Speaking on his Telegram channel, Zelensky said Putin was using Ukraine as a "testing ground", and Russia was "so terrified" that it was "already using new weapons".
The US National Security Council, meanwhile, said "an experimental medium-range ballistic missile" had been used against Ukraine, adding that Russia probably only possessed a handful of these weapons and that they would not be a game changer in the war.
Putin said a "test" was successfully carried out on a non-nuclear hypersonic version of a ballistic missile and that the "target was reached".
"In response to the use of American and British long-range weaponry, on 21 November this year, the Russian armed forces carried out a combined strike on one of Ukraine's military-industrial complex sites," he said.

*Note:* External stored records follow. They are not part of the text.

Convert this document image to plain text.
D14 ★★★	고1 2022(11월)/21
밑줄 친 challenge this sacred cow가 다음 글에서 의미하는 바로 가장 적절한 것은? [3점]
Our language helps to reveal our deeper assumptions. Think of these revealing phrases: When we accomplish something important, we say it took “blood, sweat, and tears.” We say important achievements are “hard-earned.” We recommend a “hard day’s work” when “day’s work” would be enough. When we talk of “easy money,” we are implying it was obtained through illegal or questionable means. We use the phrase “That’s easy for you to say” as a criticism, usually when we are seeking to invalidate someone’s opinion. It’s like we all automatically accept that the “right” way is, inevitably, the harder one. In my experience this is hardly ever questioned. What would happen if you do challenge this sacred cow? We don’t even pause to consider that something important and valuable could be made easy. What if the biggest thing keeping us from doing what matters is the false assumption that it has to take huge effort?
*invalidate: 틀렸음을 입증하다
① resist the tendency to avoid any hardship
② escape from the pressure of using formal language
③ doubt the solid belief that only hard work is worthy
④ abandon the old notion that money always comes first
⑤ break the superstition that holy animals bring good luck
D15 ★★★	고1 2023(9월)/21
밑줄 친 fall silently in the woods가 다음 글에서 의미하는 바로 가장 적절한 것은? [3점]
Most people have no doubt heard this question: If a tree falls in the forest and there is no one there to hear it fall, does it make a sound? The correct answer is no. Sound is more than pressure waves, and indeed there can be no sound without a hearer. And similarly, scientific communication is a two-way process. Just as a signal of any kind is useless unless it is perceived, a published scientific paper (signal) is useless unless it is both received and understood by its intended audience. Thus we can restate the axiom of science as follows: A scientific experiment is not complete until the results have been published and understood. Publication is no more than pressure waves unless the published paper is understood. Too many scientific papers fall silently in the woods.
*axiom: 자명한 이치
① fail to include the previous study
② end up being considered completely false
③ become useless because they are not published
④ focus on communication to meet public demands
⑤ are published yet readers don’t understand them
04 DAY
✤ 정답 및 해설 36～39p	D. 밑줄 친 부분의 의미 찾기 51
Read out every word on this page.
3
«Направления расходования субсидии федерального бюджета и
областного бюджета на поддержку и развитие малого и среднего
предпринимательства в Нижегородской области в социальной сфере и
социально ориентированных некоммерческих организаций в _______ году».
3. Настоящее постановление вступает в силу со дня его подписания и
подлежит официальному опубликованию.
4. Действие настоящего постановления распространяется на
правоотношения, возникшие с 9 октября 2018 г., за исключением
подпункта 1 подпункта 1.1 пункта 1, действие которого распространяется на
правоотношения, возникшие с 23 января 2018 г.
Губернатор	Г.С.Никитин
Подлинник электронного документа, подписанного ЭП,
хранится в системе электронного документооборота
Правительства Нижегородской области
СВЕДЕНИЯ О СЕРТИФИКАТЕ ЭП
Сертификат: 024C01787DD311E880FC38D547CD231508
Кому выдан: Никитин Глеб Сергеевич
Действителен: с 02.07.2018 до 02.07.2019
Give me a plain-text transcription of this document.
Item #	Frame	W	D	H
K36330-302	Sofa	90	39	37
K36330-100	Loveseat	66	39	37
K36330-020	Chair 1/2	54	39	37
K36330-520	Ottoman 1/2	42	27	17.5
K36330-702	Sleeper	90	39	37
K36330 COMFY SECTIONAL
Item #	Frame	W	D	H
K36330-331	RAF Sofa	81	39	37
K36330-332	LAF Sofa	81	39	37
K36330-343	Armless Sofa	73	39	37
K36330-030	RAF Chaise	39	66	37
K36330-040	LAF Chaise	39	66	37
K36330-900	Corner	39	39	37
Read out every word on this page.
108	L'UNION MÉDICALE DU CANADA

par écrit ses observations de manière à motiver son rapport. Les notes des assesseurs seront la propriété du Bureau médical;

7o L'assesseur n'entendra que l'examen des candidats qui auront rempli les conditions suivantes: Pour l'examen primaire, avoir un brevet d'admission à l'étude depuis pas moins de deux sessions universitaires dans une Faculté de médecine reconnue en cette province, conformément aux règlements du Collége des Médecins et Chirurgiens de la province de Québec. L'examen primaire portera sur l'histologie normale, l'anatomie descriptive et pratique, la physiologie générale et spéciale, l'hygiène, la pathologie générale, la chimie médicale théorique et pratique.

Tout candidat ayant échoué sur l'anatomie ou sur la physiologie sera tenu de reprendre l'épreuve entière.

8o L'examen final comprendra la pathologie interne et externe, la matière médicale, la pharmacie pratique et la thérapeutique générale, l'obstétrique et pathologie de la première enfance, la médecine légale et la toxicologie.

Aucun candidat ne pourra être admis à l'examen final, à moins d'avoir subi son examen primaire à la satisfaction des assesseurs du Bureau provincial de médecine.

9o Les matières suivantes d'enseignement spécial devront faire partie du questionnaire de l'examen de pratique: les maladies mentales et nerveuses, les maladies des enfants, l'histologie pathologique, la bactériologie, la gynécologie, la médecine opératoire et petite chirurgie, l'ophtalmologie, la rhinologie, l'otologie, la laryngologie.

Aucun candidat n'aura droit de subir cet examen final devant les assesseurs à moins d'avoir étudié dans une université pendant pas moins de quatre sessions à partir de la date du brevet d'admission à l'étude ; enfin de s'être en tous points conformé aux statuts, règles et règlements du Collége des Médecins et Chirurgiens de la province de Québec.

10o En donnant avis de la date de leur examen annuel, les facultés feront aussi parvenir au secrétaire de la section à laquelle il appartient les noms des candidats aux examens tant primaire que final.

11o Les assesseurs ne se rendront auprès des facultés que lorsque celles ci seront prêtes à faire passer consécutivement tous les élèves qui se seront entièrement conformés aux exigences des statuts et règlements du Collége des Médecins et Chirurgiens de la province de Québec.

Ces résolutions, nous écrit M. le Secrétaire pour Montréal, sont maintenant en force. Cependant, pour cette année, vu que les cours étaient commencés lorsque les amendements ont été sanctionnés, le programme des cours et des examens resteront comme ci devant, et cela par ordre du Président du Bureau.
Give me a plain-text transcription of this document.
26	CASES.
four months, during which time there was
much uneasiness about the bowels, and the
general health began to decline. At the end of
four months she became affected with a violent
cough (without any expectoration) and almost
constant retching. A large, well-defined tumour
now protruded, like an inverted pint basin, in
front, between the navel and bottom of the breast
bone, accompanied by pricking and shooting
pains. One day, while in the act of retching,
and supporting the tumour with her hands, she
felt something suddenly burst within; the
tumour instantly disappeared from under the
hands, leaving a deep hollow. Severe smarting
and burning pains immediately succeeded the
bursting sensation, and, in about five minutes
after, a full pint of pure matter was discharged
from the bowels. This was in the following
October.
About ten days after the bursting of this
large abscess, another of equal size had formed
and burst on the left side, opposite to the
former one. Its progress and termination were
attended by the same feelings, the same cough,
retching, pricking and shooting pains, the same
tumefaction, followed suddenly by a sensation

There is no way of counteracting this weapon, which attacks targets at a speed of 10 Mach, or 2.5-3km/s, he said.
And he warned the West that Russia was "ready for any developments. If anyone still doubts this, they shouldn’t. There will always be a response”.
Matthew Savill, director of military sciences at Rusi, a think tank, said available information about the Russian missile suggests something with a longer range than the Iskanders used so far in the conflict, which have a range of up to 500km (311 miles).
Intermediate-range ballistic missiles (IRBMs) - which Putin appears to have been describing - generally have ranges of between 3,000 and 5,500km.
Savill says the use of such a weapon may not have huge military significance but is symbolically important, coming on the back of Russia's revised nuclear doctrine which many see as a lowering of the threshold for the use of such weapons.
It is, he says, a not so subtle reminder that Russia has a wider arsenal of different and larger missile types and is ready to develop more.